Originally Posted by
sharpjiy
dear Guys
I've question about estimating OIIP with MBE.
I already knew there is a gascap with no aquifer,
but I'v no idea OIIP, GIIP(so I need to assume m value)
So, I used gas cap drive solution but two different results make me confused.
first, when I assume m values (adjust m value ~ 0.3), OIIP was 7MMstb
(used havlena & odeh m ratio specified)
but, when I used N intercept, G slope method,
OIIP got negative value -3MMstb with OGIP 3MMscf
Can I ask the reason of two different results?
Or, any Idea to deal this problems ?
what input data should be re-checked??

Originally Posted by
Chee Koh Peh
Sharpjiy,
Under the conditions of a strong water drive or gas cap drive, it may not be possible to use the MBE method.
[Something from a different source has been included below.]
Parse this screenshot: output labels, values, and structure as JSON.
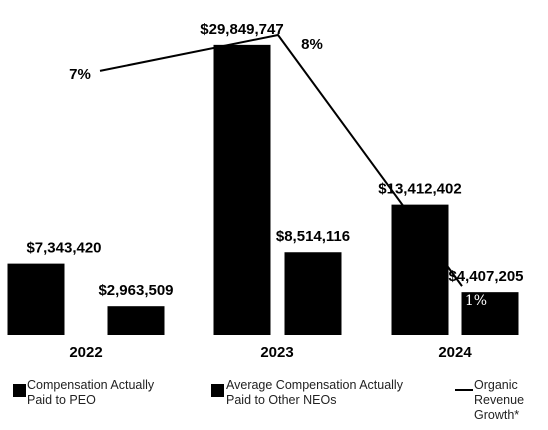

In such situations, a small pressure decline takes on a magnitude comparable to the error in pressure measurements, thus bringing too high an uncertainty into the calculations.
Did you attempt a pressure match, to confirm the validity of your model? This is the first thing you should do
Negative OOIP means you may have placed to much emphasis on your early time data and most likely do not have a slope of 1 in your Havlena Odeh plot
See Craft and Hawkins "Applied Petroleum Engineering" Chapter 6
Rgrds
Chee Koh Peh

Originally Posted by
sharpjiy
dear Chee Hoh Peh
I really appeciate your help regarding my question.
I'll check my pressure data with your comment & reference book.
I've another question calculating averaged reservoir pressure in multi-wells reservoir(All wells have a communication each other.)
I heard about the method, volume averaged pressure,
but each well production start time is different, so cumulative productions were also different.
Would you recommend me any reference books or ducuments for calculating averaged reservoir pressure, once more??
regards,
sharpjiy

Originally Posted by
Chee Koh Peh
Dear Sharpjiy,
See Dake - "The Practice of Reservoir Engineering", he has excellent worked examples and discusses in depth how to average reservoir pressure.
Your reservoir pressure is an average of well SIBHP, usually obtained by PTA.
Do not worry about well timing, what you need is average reservoir pressure and total fluids (gas/oil/water) produced at each average reservoir pressure point.
Rgrds
Chee Koh Peh

Originally Posted by
Shakespear

Originally Posted by
sharpjiy
Dear Chee Koh Peh
Thank you for your answer, Mr. Chee.
When I was a student, I just run how to calculate reserve with MBE, or volumetric, decline curves.
But in real works, the problem was how to set input data for reserve estimation.
Calculation itself was conducted many software or other tools.
Your comments and references would be great help for me.
thank you.
regards
sharpjiy

Originally Posted by
sharpjiy
Dear Shakespear
Thank you for your help, shakespear.
The documents you recommended were really helpful for me.
And, I was also impressed your last comment, petroleum should be used as a meterial not as a fuel.
I totally agree with you.
Regards
sharpjiy

Originally Posted by
Chee Koh Peh
Sharpjiy,
If you are using MB for reserves you should always cross check with the results from conventional decline curve analysis.
DCA is the most robust/defensible method of calculating reserves in fields with sufficient production history.
However the MB comes in very hand where the STOOIP/GIIP as calculated by volumetrics x recovery factor (RF) does not match the results from Np + DCA.
What the MB does, is it gives you an indication of the connected pore volume i.e. the actual producible oil/gas, which can vary considerably in volumetrics depending on the petrophysical cutoff used (i.e. Sw, porosity etc...)
Typically MB's value is early in the fields life where production data may not be sufficient for DCA.
Rgrds
Chee Koh Peh....

Originally Posted by
Shakespear
Chee Koh Peh, good and helpful comment. Keep it up and the younger engineers will get better.